# Anyone currently using Ink Locker?



## moebraet (Apr 24, 2017)

Are there any shops that are using Ink Locker's fulfillment network that would be willing to share their experience offline regarding volume of jobs available, consistency, etc.?

Thanks!


----------



## ThomasLincoln (Jan 5, 2018)

I've been using Inklocker - or trying to. Their quality is good; more like silkscreen than digital, rasterized reproduction. (Especially hairlines).

The problem is that their website seems to have all kinds of technical issues. I tried to place an order for three shirts yesterday, as well as the day before. Even though filling in all the data, including billing information, their robot has been giving me an irritating error message that suggests some Field isn't filled in. Even though it is.

Their customer service isn't too helpful. If you inquire about the cotton make-up of a shirt they just don't know.
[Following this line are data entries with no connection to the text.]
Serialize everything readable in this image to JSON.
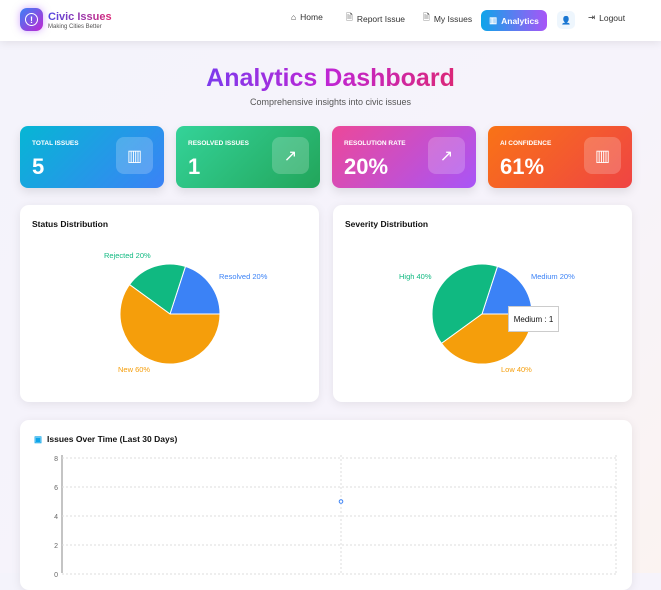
{
  "nav": {
    "brand": "Civic Issues",
    "tagline": "Making Cities Better",
    "items": [
      {
        "label": "Home",
        "icon": "home-icon"
      },
      {
        "label": "Report Issue",
        "icon": "document-icon"
      },
      {
        "label": "My Issues",
        "icon": "document-icon"
      }
    ],
    "active": "Analytics",
    "logout": "Logout"
  },
  "header": {
    "title": "Analytics Dashboard",
    "subtitle": "Comprehensive insights into civic issues"
  },
  "stats": [
    {
      "label": "TOTAL ISSUES",
      "value": "5",
      "icon": "bar-chart-icon",
      "colors": [
        "#06b6d4",
        "#3b82f6"
      ]
    },
    {
      "label": "RESOLVED ISSUES",
      "value": "1",
      "icon": "trending-up-icon",
      "colors": [
        "#34d399",
        "#22a55a"
      ]
    },
    {
      "label": "RESOLUTION RATE",
      "value": "20%",
      "icon": "trending-up-icon",
      "colors": [
        "#ec4899",
        "#a855f7"
      ]
    },
    {
      "label": "AI CONFIDENCE",
      "value": "61%",
      "icon": "bar-chart-icon",
      "colors": [
        "#f97316",
        "#ef4444"
      ]
    }
  ],
  "chart_data": [
    {
      "type": "pie",
      "title": "Status Distribution",
      "slices": [
        {
          "label": "Resolved 20%",
          "name": "Resolved",
          "value": 1,
          "color": "#3b82f6"
        },
        {
          "label": "Rejected 20%",
          "name": "Rejected",
          "value": 1,
          "color": "#10b981"
        },
        {
          "label": "New 60%",
          "name": "New",
          "value": 3,
          "color": "#f59e0b"
        }
      ]
    },
    {
      "type": "pie",
      "title": "Severity Distribution",
      "slices": [
        {
          "label": "Medium 20%",
          "name": "Medium",
          "value": 1,
          "color": "#3b82f6"
        },
        {
          "label": "High 40%",
          "name": "High",
          "value": 2,
          "color": "#10b981"
        },
        {
          "label": "Low 40%",
          "name": "Low",
          "value": 2,
          "color": "#f59e0b"
        }
      ],
      "tooltip": "Medium : 1"
    },
    {
      "type": "line",
      "title": "Issues Over Time (Last 30 Days)",
      "ylim": [
        0,
        8
      ],
      "yticks": [
        "8",
        "6",
        "4",
        "2",
        "0"
      ],
      "points": [
        {
          "y": 5
        }
      ],
      "color": "#3b82f6",
      "grid": true
    }
  ]
}
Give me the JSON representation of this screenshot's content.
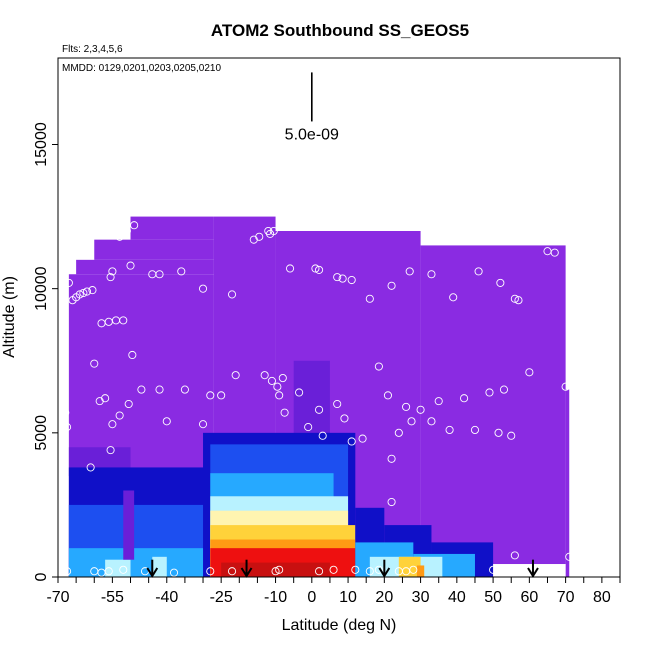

They say there are only 5 employees and that they are merely middle men.

What has your experience been

Thomas Lincoln


----------



## josevidal1970 (Nov 24, 2018)

moebraet said:


> Are there any shops that are using Ink Locker's fulfillment network that would be willing to share their experience offline regarding volume of jobs available, consistency, etc.?
> 
> Thanks!


Hello,
I used ink-locker the first week ordering 5 - 10 t-shirts eery 2 weeks.
After the 2 weeks, I noticed the inconsistencies in the prints. The detail were getting dull, color did not compare with color submitted. Top left for front print were submitted 5 inches wide and I received them less than 4 inches wide, plus, prints were not centered correctly. Back image was off to the left or right and then either too low or smaller than the 14" wide they say they use. Even on their website, the largest you'll be able to place is 13.7" wide, leaving .3" of waste space, it may not see much, but that .3" makes a difference.

Plus they bounce your orders to different home shops, those who have recently purchased a Ricoh DTG printer, so they practice with orders, and the customer is supposed just accept it. When I began to complain about the quality of work that they advertise, I began to get the cold shoulder, my emails weren't answered with the same time frame as before the discrepancies began. 

Yes, with inklocker you dont pay that set up fee other shops charge, but if you want good quality work, dont go with inklocker. if your a school in need of tees, then yes, usually those dont require more than 2 or 3 colors. If you need more than 6 colors like I do, then I suggest you get an experienced print shop. Inklocker served a purpose and due to the lack of Q&A and Q&C they have over home based print shops is not worth the 7.41 to 16.40 per tshirt and the addition of 4.00 for adding a back image. I was able to find a printer 2 blocks from me, they use a Brother DTG printer and the images are way crispier than the Ricoh DTG printer.


----------



## Hall123 (Jan 25, 2019)

I have used them try to find out more let me know if you have time to talk off the message board


----------